In the Government of the People, by the People and for the People this question is  important, it is difficult and, in its propensity to bring about civil strife, it is dangerous. Abraham Lincoln asked this question and struggled with it for many years. His simple answer, that  no individual or community had the right to do what was wrong led to his selection as the Republican candidate for President. And as they say, “All the rest is history”.

For the rest of us the issues are never so great, but the result, when we fail to adopt Lincoln’s answer, can be just as significant in our lives as well as in the lives of others.

Two examples of a moral failure in this respect have recently been before us in the news. The first is the matter of MP’s expenses and the second was a the case of a man sent to a private clinic, by the National Health Service, for an everyday knee operation who died because the clinic had no blood supplies on hand.

In both cases the defence is the same, “I/We followed the rules. I/We are blameless”. Well, not if you are Mr Lincoln, you’re not, say the rest of us!
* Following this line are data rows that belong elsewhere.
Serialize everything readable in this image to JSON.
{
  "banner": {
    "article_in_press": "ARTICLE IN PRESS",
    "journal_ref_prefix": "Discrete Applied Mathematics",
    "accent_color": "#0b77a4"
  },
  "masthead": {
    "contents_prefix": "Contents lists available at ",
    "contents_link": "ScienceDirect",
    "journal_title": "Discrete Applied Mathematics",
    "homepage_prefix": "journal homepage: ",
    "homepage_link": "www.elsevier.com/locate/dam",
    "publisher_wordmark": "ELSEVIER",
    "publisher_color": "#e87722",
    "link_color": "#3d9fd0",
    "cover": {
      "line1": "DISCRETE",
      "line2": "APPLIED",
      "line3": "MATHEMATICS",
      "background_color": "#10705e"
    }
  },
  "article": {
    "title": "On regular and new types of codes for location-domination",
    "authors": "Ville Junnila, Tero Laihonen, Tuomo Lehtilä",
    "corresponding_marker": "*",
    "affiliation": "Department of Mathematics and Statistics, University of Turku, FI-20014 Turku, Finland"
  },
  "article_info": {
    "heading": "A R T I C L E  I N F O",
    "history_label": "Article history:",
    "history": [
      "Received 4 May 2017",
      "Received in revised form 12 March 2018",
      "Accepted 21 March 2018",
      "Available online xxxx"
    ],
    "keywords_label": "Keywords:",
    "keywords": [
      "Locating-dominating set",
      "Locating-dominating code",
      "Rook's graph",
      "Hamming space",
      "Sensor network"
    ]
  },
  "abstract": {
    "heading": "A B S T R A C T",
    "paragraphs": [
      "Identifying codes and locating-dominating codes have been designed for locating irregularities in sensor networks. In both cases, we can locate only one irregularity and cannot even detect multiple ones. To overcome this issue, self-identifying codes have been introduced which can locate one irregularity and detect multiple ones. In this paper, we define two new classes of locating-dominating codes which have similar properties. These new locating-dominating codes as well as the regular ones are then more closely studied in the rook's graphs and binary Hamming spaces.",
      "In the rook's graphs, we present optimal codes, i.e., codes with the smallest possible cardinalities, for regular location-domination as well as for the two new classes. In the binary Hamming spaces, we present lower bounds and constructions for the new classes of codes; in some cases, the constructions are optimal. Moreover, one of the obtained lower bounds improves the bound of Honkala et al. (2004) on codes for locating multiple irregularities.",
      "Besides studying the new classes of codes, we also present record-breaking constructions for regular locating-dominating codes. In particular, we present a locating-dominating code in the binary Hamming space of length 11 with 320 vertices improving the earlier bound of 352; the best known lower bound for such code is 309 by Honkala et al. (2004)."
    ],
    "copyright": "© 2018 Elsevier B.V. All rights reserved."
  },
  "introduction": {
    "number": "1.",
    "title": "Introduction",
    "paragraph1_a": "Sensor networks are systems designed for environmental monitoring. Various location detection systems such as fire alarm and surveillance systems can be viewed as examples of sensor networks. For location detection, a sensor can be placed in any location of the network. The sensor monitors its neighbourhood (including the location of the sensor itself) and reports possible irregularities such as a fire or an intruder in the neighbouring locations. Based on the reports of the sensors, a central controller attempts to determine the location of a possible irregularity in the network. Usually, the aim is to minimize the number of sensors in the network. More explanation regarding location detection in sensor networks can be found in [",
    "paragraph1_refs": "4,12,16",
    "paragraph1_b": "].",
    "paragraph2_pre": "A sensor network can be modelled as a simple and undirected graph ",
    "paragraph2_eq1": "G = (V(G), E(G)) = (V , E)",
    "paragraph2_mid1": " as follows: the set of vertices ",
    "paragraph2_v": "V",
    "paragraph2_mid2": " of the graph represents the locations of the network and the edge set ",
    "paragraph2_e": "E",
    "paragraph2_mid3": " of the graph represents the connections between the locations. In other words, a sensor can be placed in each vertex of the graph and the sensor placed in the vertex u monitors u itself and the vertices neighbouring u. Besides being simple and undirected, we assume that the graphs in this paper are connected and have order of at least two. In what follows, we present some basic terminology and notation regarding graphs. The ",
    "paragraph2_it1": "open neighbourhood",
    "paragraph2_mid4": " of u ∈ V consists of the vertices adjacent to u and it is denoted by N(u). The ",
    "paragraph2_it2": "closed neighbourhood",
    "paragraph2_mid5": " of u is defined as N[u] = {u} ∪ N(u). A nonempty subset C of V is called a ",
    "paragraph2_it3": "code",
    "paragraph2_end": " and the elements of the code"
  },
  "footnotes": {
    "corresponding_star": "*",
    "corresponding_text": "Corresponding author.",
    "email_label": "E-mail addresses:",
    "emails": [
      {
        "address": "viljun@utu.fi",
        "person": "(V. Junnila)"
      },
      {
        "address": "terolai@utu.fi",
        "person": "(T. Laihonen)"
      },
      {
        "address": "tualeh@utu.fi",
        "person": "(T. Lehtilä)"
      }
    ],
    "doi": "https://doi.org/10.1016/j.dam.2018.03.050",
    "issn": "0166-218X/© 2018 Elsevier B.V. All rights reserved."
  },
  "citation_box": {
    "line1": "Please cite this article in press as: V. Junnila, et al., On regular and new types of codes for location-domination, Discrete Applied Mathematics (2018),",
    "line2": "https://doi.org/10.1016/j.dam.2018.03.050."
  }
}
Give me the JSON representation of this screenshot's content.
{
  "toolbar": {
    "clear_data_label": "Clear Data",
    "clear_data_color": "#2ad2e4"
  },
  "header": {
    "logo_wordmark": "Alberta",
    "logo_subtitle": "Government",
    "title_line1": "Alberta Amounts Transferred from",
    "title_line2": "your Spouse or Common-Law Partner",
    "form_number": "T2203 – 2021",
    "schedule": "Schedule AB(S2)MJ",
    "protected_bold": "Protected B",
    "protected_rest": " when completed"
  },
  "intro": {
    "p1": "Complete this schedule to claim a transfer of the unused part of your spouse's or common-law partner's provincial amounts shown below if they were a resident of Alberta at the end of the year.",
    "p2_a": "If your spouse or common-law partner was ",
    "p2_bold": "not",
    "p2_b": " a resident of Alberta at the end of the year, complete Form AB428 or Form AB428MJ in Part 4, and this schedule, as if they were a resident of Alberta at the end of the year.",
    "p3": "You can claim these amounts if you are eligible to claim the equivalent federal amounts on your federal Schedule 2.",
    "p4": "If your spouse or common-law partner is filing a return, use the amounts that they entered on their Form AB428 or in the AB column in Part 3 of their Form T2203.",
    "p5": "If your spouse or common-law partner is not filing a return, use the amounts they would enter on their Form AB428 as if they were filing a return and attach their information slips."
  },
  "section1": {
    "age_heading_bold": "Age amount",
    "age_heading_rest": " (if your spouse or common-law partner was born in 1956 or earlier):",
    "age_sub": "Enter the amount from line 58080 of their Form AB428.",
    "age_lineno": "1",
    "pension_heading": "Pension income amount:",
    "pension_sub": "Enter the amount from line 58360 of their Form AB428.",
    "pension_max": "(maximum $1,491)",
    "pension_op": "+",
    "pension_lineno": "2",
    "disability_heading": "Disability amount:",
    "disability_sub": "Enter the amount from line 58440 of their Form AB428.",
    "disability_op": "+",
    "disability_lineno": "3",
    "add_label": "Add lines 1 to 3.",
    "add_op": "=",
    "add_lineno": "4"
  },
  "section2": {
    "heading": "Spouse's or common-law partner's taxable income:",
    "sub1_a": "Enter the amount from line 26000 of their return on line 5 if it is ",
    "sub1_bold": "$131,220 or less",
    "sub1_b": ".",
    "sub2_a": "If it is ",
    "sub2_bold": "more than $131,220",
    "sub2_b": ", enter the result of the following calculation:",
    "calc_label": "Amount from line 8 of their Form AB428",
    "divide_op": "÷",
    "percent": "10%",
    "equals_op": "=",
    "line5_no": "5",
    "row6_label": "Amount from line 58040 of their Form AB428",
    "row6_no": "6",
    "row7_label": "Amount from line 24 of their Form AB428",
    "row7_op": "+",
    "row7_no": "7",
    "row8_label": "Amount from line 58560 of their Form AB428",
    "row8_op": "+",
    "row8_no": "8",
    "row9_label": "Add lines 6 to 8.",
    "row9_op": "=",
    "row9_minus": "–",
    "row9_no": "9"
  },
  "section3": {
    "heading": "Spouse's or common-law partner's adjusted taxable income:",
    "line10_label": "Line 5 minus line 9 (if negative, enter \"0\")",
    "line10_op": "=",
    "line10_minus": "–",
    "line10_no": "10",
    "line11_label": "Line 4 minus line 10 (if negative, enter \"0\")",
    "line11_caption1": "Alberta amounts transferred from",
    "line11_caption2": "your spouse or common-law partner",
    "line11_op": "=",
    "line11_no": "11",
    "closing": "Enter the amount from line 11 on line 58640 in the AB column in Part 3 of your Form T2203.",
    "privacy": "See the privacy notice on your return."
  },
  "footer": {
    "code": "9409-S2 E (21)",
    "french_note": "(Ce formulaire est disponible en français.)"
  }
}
It must surely be obvious to the parties in cases such as these that if harm results then the excuse of following the rules is not admissible. The degree of accountability  depends on the degree of the error and the level of knowledge and responsibility at which the parties operate.

In the case of the MPs there had already been concern raised within the House.  The failure to recognise that, helping yourself liberally from the public purse is morally wrong, whatever the rules may be, is worrying. It points to our premiere legislative body consisting of people who, in the main, appear to be unable to make moral decisions. And if they cannot do this then they are not fit to rule us.

The case of the clinic is perhaps worse in that a man died, perhaps because of the clinic’s failure to put difficult moral questions to itself. The answer, to the reporter’s question that surely it should be obvious that if an operation is being carried out then blood may be required as a matter of extreme urgency, of “We followed all the rules”  is clearly a failure of moral sense. We expect the professionals who treat us to do so in a safe manner having regard to all the unfavourable events likely to occur and to the importance of the outcome. Surely death as an outcome is important in any moral society?

The willingness of what appears to be many important people, organisations and their leaders to act at all time, without respect to other peoples safety or their property, in other words to act without morality, is a cancer in the side of our present society. A cancer moreover inserted by those who far too frequently have been heard to make harsh judgments on other people, often poorer and less well educated than themselves.

The answer is to change the law, if indeed the law needs changing. We all need to know that the law requires of us to carry out, when the health and safety of others or their property is in question, at the level of competence it is reasonable to expect from us, an analysis of the  importance of outcomes and of their likelihood of occurrence irrespective of any rules or contractual agreements in force. If for some reason we do not like the answers or cannot implement them  then we should be expected to take the moral decision and not go ahead with what was intended.

In the meantime, whilst we wait for the civil authorities to make their minds up about wrong doing, we should surely expect those who have failed this moral test to do the moral thing. Apologise and make recompense!